3000°K LEDs Do Attract Bugs

I have ended nearly a year of wishful thinking that LEDs might not need to be sealed against admission of bugs, determined to be guided by a fragment of starlight. 4" Glimpse, except poorly sealed against bugs, seemed a wonderful replacement for 50-watt halogens, dead in cans, on front soffits of an upscale 1998 home. Such an easy way to improve a home, with more than 80% reduction in energy use.




This is the usual appearance of the halogen can. Dead.













This is appearance with a 9.5 watt 4" Glimpse can retrofit, a jewel in early-morning light. I have recklessly done these difficult second-story replacements having no light to use, but 4" Glimpse.












So pretty!












Now I must take off the blinders, and be responsible for what I have done. After eleven months, five first-floor soffit lights all have brown peppering, clouding still-pretty lenses.

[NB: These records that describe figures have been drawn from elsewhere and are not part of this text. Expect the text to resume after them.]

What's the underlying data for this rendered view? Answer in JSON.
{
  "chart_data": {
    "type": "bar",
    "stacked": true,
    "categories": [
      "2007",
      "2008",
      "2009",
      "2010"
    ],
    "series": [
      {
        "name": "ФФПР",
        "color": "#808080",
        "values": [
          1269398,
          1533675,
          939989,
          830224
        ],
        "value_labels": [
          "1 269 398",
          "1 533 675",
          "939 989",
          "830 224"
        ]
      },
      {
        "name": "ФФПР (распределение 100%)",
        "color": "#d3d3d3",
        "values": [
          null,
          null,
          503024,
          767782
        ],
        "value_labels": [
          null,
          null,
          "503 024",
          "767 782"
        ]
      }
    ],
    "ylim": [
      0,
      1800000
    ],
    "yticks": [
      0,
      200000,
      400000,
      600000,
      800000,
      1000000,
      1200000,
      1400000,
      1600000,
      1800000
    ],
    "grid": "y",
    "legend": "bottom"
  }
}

Yes, bugs are compelled to find that guiding light.
















Quite a collection on the rim and lens!



















Big bugs died too, seeking the light, including a pesky attic-dwelling stink bug and a cricket.

















I am liable for what I have done, knowing better, and have promised to take back the 4" Glimpse, mostly at my loss, when a better product arrives. I continue to buy 4" Glimpse, with great restraint. I will not again install one outdoors. Where lights will last a lifetime, it is worse than absurd, to use them in a way that commands difficult annual maintenance. 

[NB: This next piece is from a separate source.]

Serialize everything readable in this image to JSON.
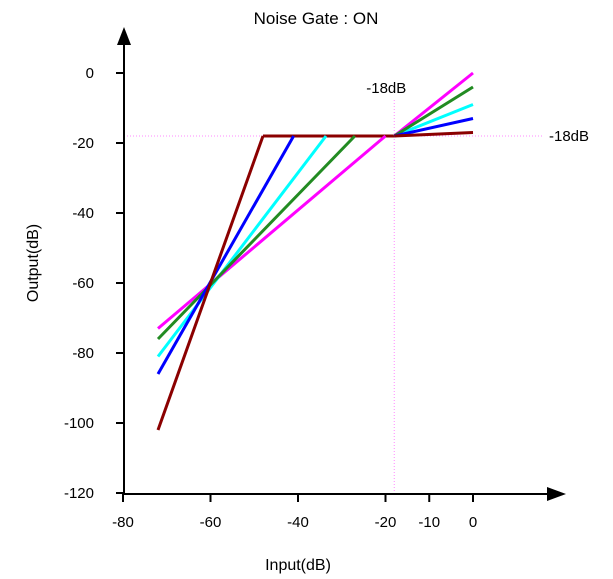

A message then to lighting manufacturers: don't leave paths to be explored by bugs. Most lights I will use do well in this. Lighting Science Group, please fix and upgrade diode boards in 4" Glimpse. Your four-year old product deserves to be killed by a little competition.

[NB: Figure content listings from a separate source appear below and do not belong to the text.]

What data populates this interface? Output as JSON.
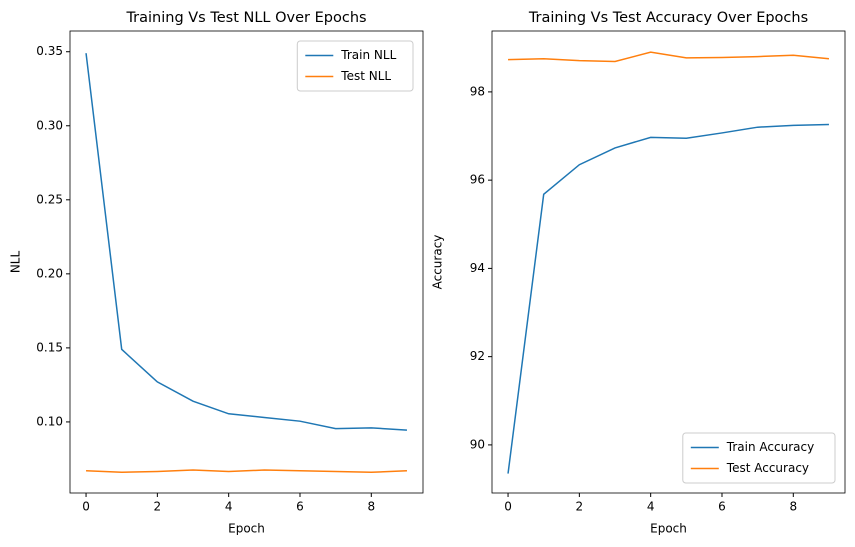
{
  "chart_data": [
    {
      "type": "line",
      "title": "Training Vs Test NLL Over Epochs",
      "x_label": "Epoch",
      "y_label": "NLL",
      "x": [
        0,
        1,
        2,
        3,
        4,
        5,
        6,
        7,
        8,
        9
      ],
      "series": [
        {
          "name": "Train NLL",
          "color": "#1f77b4",
          "values": [
            0.349,
            0.149,
            0.127,
            0.114,
            0.1055,
            0.103,
            0.1005,
            0.0955,
            0.096,
            0.0945
          ]
        },
        {
          "name": "Test NLL",
          "color": "#ff7f0e",
          "values": [
            0.067,
            0.066,
            0.0665,
            0.0675,
            0.0665,
            0.0675,
            0.067,
            0.0665,
            0.066,
            0.067
          ]
        }
      ],
      "xlim": [
        -0.45,
        9.45
      ],
      "xticks": [
        0,
        2,
        4,
        6,
        8
      ],
      "ylim": [
        0.052,
        0.364
      ],
      "yticks": [
        {
          "value": 0.1,
          "label": "0.10"
        },
        0.15,
        {
          "value": 0.2,
          "label": "0.20"
        },
        0.25,
        {
          "value": 0.3,
          "label": "0.30"
        },
        0.35
      ],
      "legend": "upper right",
      "grid": false
    },
    {
      "type": "line",
      "title": "Training Vs Test Accuracy Over Epochs",
      "x_label": "Epoch",
      "y_label": "Accuracy",
      "x": [
        0,
        1,
        2,
        3,
        4,
        5,
        6,
        7,
        8,
        9
      ],
      "series": [
        {
          "name": "Train Accuracy",
          "color": "#1f77b4",
          "values": [
            89.35,
            95.68,
            96.35,
            96.73,
            96.97,
            96.95,
            97.07,
            97.2,
            97.24,
            97.26
          ]
        },
        {
          "name": "Test Accuracy",
          "color": "#ff7f0e",
          "values": [
            98.73,
            98.75,
            98.71,
            98.69,
            98.9,
            98.77,
            98.78,
            98.8,
            98.83,
            98.75
          ]
        }
      ],
      "xlim": [
        -0.45,
        9.45
      ],
      "xticks": [
        0,
        2,
        4,
        6,
        8
      ],
      "ylim": [
        88.91,
        99.38
      ],
      "yticks": [
        90,
        92,
        94,
        96,
        98
      ],
      "legend": "lower right",
      "grid": false
    }
  ]
}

And now after dispensing more anger against manufacturers who don't constantly improve their products in a time of rapid evolution, I see I have overlooked my ticket out of trouble in this job. I needed only two strips of my Nashua Foilmastic tape over the two keyholes, to cover the light leaks. I will go back immediately, and fix all ten lights. I will stop thinking maybe there is an A19 LED light bulb that would have been a better retrofit. All cans, be damned!


Thirteen days on, I am taking down all ten exterior soffit 4” Glimpse lights, to cover slots that attract and admit bugs, applying strips of Nashua 367-17 foil-mastic tape. This is the fifth of five treated this morning, twenty five minutes into the task. Now-practiced, I will photograph the process. Thirteen days of bug accumulation is large, already visible as browning of the lens.










Lots of little bugs in just thirteen days!


















The dusted and reassembled light is sealed with ~1” strips of Nashua 367-17 tape. Tape adhesion seems fine and durable on these new surfaces. Adhesion will be much less satisfactory on year-old surfaces, perhaps plasticized by bug traffic.














For Glimpse lights installed at first-floor level a year ago, I attached the green tethers. That attachment is now a nuisance. I will detach the tethers to take down lights, and will not reattach them. Note the can light hacking of soffits to 6 1/2” diameter. What a shame. In the future, penetrations will be minimal, in low voltage DC circuits. A house will last much longer than technology in its lighting.